Revolutionen konnten ihr ebenso wenig anhaben wie Naturkatastrophen, Weltkriege
oder Finanzkrisen. Zwar gab es immer wieder hoffnungsvolle Ansätze, das
Zusammenleben der Menschen vernünftiger zu gestalten, doch solche Experimente
waren selten von Dauer. Die mächtige Internationale der Doofen, der
Engstirnigen, der ewig Gestrigen, der hoffnungslos Zurückgebliebenen kehrte
schon bald wieder zurück ans Dirigierpult der Geschichte und gab den debilen
Takt vor, nach dem die Verhältnisse zu tanzen haben.
John Adams, der zweite Präsident der Vereinigten Staaten von
Amerika, beklagte bereits im 18. Jahrhundert: »Während alle anderen
Wissenschaften vorangeschritten sind, tritt die Regierungskunst auf der Stelle;
sie wird heute kaum besser geübt als vor drei- oder viertausend Jahren.« 1 Daran hat sich wenig
geändert. Noch immer fallen die Leistungen in der Politik weit hinter dem
zurück, was Menschen auf anderen Gebieten erreicht haben. Doch warum ist das
so? Könnte es sein, dass die Politik hinter den Wissenschaften und Künsten geistig zurückbleibt , weil sie den geistig
Zurückgebliebenen besondere Entfaltungsmöglichkeiten bietet? Es dürfte
nicht schwerfallen, Politiker zu finden, an deren Beispiel man eine solche
These erhärten könnte. Dennoch zielt sie an der Realität vorbei: Denn die
»Macht der Doofen« beruht nicht auf individuellen
Minderbegabungen (die in der Politik – so fair sollte man sein – nicht
häufiger auftreten als im Bevölkerungsdurchschnitt), sondern auf kollektiven Denkschwächen : Politisch wirksam ist Dummheit
nur, wenn sie epidemische Ausmaße annimmt , wenn der Irrsinn
so allgegenwärtig ist, dass er als solcher nicht mehr zu erkennen ist.

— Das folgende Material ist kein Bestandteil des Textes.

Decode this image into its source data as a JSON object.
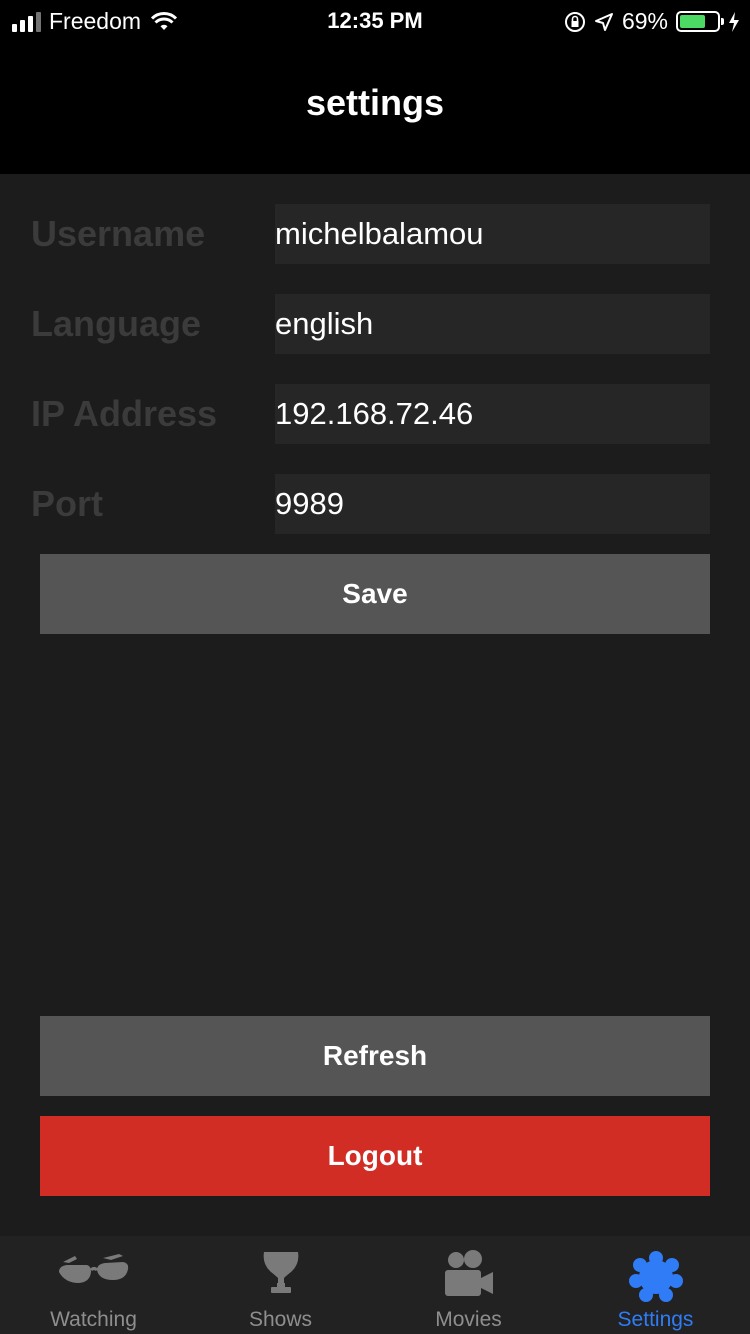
{
  "status_bar": {
    "carrier": "Freedom",
    "time": "12:35 PM",
    "battery_percent": "69%",
    "battery_level": 0.69,
    "battery_color": "#4cd964"
  },
  "header": {
    "title": "settings"
  },
  "form": {
    "fields": [
      {
        "label": "Username",
        "value": "michelbalamou"
      },
      {
        "label": "Language",
        "value": "english"
      },
      {
        "label": "IP Address",
        "value": "192.168.72.46"
      },
      {
        "label": "Port",
        "value": "9989"
      }
    ],
    "save_label": "Save"
  },
  "actions": {
    "refresh_label": "Refresh",
    "logout_label": "Logout",
    "logout_color": "#d22d25"
  },
  "tabbar": {
    "tabs": [
      {
        "label": "Watching",
        "icon": "glasses-icon"
      },
      {
        "label": "Shows",
        "icon": "trophy-icon"
      },
      {
        "label": "Movies",
        "icon": "camera-icon"
      },
      {
        "label": "Settings",
        "icon": "gear-icon",
        "active": true
      }
    ],
    "active_color": "#2f7cf6",
    "inactive_color": "#8e8e8e"
  }
}
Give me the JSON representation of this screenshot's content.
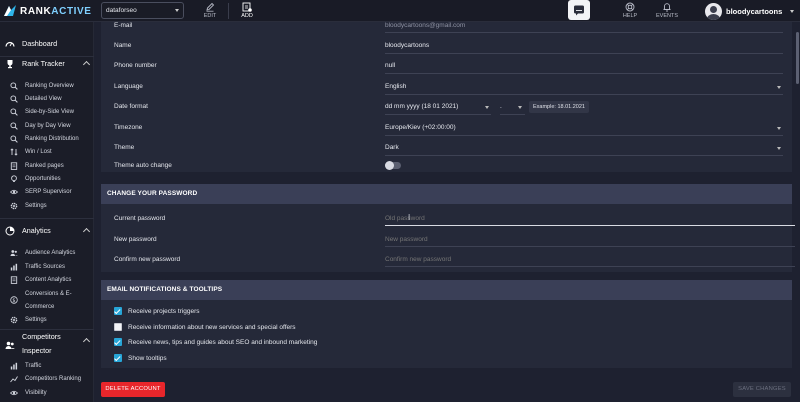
{
  "app": {
    "logo_prefix": "RANK",
    "logo_suffix": "ACTIVE"
  },
  "topbar": {
    "project": "dataforseo",
    "edit_label": "EDIT",
    "add_label": "ADD",
    "help_label": "HELP",
    "events_label": "EVENTS",
    "username": "bloodycartoons"
  },
  "sidebar": {
    "dashboard": "Dashboard",
    "rank_tracker": {
      "title": "Rank Tracker",
      "items": [
        "Ranking Overview",
        "Detailed View",
        "Side-by-Side View",
        "Day by Day View",
        "Ranking Distribution",
        "Win / Lost",
        "Ranked pages",
        "Opportunities",
        "SERP Supervisor",
        "Settings"
      ]
    },
    "analytics": {
      "title": "Analytics",
      "items": [
        "Audience Analytics",
        "Traffic Sources",
        "Content Analytics",
        "Conversions & E-",
        "Commerce",
        "Settings"
      ]
    },
    "competitors": {
      "title_line1": "Competitors",
      "title_line2": "Inspector",
      "items": [
        "Traffic",
        "Competitors Ranking",
        "Visibility"
      ]
    }
  },
  "profile": {
    "email_label": "E-mail",
    "email_value": "bloodycartoons@gmail.com",
    "name_label": "Name",
    "name_value": "bloodycartoons",
    "phone_label": "Phone number",
    "phone_value": "null",
    "language_label": "Language",
    "language_value": "English",
    "date_format_label": "Date format",
    "date_format_value": "dd mm yyyy (18 01 2021)",
    "date_separator_value": ".",
    "example_badge": "Example: 18.01.2021",
    "timezone_label": "Timezone",
    "timezone_value": "Europe/Kiev (+02:00:00)",
    "theme_label": "Theme",
    "theme_value": "Dark",
    "theme_auto_label": "Theme auto change",
    "theme_auto_on": false
  },
  "password": {
    "header": "CHANGE YOUR PASSWORD",
    "current_label": "Current password",
    "current_placeholder": "Old password",
    "new_label": "New password",
    "new_placeholder": "New password",
    "confirm_label": "Confirm new password",
    "confirm_placeholder": "Confirm new password"
  },
  "notifications": {
    "header": "EMAIL NOTIFICATIONS & TOOLTIPS",
    "options": [
      {
        "label": "Receive projects triggers",
        "checked": true
      },
      {
        "label": "Receive information about new services and special offers",
        "checked": false
      },
      {
        "label": "Receive news, tips and guides about SEO and inbound marketing",
        "checked": true
      },
      {
        "label": "Show tooltips",
        "checked": true
      }
    ]
  },
  "actions": {
    "delete_label": "DELETE ACCOUNT",
    "save_label": "SAVE CHANGES"
  },
  "colors": {
    "accent": "#27a6d8",
    "danger": "#e8262b",
    "section_header": "#3a3f57"
  }
}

Das ist, Mensch sei’s geklagt, der Normalfall. Friedrich Nietzsche
brachte es auf den Punkt: »Der Irrsinn ist bei Einzelnen etwas Seltenes – aber
bei Gruppen, Parteien, Völkern, Zeiten die Regel.« 2 Das Vertrackte an diesem »ganz normalen
Wahnsinn« ist, dass man ihn in der Regel nur erkennt, wenn man aus einer
zeitlichen oder räumlichen Distanz heraus urteilt. Denn wir alle sind Gefangene der kulturellen Matrix, in die wir hineinsozialisiert
wurden . Und so erscheint uns unsere eigene, gegenwärtige Kultur im
Allgemeinen recht vernünftig. Doch ist sie es wirklich? Sind wir wirklich so
viel klüger als die Menschen der Vergangenheit, oder trägt unsere Dummheit bloß
andere Gewänder? Werden künftige Generationen uns »gebildete Zivilisationsmenschen«
vielleicht mit dem gleichen mitleidig-verstörten Blick mustern, mit dem wir
Heutigen auf jene zurückschauen, die einst überzeugt davon waren, dass sie die
zornigen Wettergötter mithilfe von Menschenopfern gnädig stimmen müssten? Sind
wir womöglich genauso verbohrt, genauso vorurteilsbeladen, genauso engstirnig
wie sie? Wen opfern wir? Und aus welchen Gründen?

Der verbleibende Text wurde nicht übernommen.